Юрий Усачев, 58-летний летчик-космонавт, совершил четыре полета в космос (1994, 1996, 2000, 2001), включая две длительные экспедиции на станции «Мир», короткий полет на шаттле и полугодовой визит на МКС. В общей сложности Юрий Владимирович провел в космосе полтора года, и он охотно делится своими впечатлениями о путешествиях и умеет делать это увлекательно. «Афиша Daily» отправилась к нему в Королев и подробно расспросила про жизнь на станции, мифах о космонавтике, отношении к религии и голливудским фильмам.

О подготовке космонавтов и о том, к чему подготовиться нельзя

Вся подготовка разделяется на несколько этапов. Есть отбор, так называемая общекосмическая подготовка. Она длится два года и дает самое общее представление о корабле, станции, законах и политике.

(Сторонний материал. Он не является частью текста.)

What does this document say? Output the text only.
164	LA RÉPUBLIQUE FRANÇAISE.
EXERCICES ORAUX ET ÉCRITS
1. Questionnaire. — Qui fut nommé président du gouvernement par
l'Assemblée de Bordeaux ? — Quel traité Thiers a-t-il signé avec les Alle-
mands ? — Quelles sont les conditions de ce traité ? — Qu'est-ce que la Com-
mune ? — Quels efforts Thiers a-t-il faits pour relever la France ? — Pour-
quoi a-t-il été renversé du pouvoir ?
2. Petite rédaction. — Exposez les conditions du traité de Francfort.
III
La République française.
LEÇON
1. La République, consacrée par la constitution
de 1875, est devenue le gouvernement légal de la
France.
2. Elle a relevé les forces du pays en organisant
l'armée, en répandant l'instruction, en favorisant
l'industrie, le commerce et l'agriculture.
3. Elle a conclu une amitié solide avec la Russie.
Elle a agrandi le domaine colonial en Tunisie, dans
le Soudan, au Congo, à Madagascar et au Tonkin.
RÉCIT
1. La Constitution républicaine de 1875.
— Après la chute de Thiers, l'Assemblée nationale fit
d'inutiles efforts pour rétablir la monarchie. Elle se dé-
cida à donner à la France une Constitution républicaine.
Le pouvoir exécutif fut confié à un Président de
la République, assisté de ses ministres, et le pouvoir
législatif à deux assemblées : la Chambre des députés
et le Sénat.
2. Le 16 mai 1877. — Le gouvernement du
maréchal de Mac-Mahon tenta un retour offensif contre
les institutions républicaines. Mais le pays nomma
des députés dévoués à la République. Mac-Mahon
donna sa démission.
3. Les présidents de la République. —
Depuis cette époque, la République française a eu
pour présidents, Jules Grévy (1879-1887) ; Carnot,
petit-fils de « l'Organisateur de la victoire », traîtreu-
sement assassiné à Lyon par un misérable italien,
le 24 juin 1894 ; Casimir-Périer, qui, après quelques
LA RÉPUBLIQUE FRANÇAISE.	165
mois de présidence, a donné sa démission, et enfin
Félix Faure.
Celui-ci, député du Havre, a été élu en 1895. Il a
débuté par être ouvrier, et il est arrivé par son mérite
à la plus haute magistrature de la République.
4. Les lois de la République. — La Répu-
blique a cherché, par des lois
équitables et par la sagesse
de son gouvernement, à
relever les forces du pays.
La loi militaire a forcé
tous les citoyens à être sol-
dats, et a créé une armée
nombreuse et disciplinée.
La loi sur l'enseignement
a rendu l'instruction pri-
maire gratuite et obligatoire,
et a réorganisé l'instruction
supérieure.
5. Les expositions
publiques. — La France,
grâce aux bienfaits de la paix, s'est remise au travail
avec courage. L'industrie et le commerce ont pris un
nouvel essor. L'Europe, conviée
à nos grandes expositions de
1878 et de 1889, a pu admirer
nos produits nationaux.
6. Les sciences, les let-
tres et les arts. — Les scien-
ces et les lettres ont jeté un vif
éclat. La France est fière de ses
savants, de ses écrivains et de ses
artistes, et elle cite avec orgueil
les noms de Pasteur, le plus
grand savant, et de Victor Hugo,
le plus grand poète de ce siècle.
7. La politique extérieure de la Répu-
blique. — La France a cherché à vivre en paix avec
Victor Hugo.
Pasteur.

Потом идет подготовка в группе — тоже где-то 2–2,5 года. Здесь больше занятий на тренажерах, изучения программы полетов. Из группы по подготовленности формируют экипаж — это еще 1,5–2 года. В итоге получается 5–6 лет — как второе высшее космическое. В том числе учишь язык, ведь на МКС есть американский, европейский, японский сегменты и приходится работать с партнерами.

К самой невесомости подготовить невозможно. При подготовке есть возможность обеспечить невесомость только на 30 секунд. Ну и конечно, можно сколько угодно смотреть фото и видео с видами Земли из космоса, но воочию — это совсем другое.

Также у нас нет возможности сделать большой пространственный тренажер, чтобы все было, как в космосе. В Звездном городке модули расположены в плоскости плюс нет возможности подготовиться к полугодичной изолированности. Когда прилетаешь на станцию, даже роли в экипаже распределяются не по планам, потому что сами люди меняются. В силу замкнутости пространства проявляются особенности, всем приходится адаптироваться, корректировать свое поведение.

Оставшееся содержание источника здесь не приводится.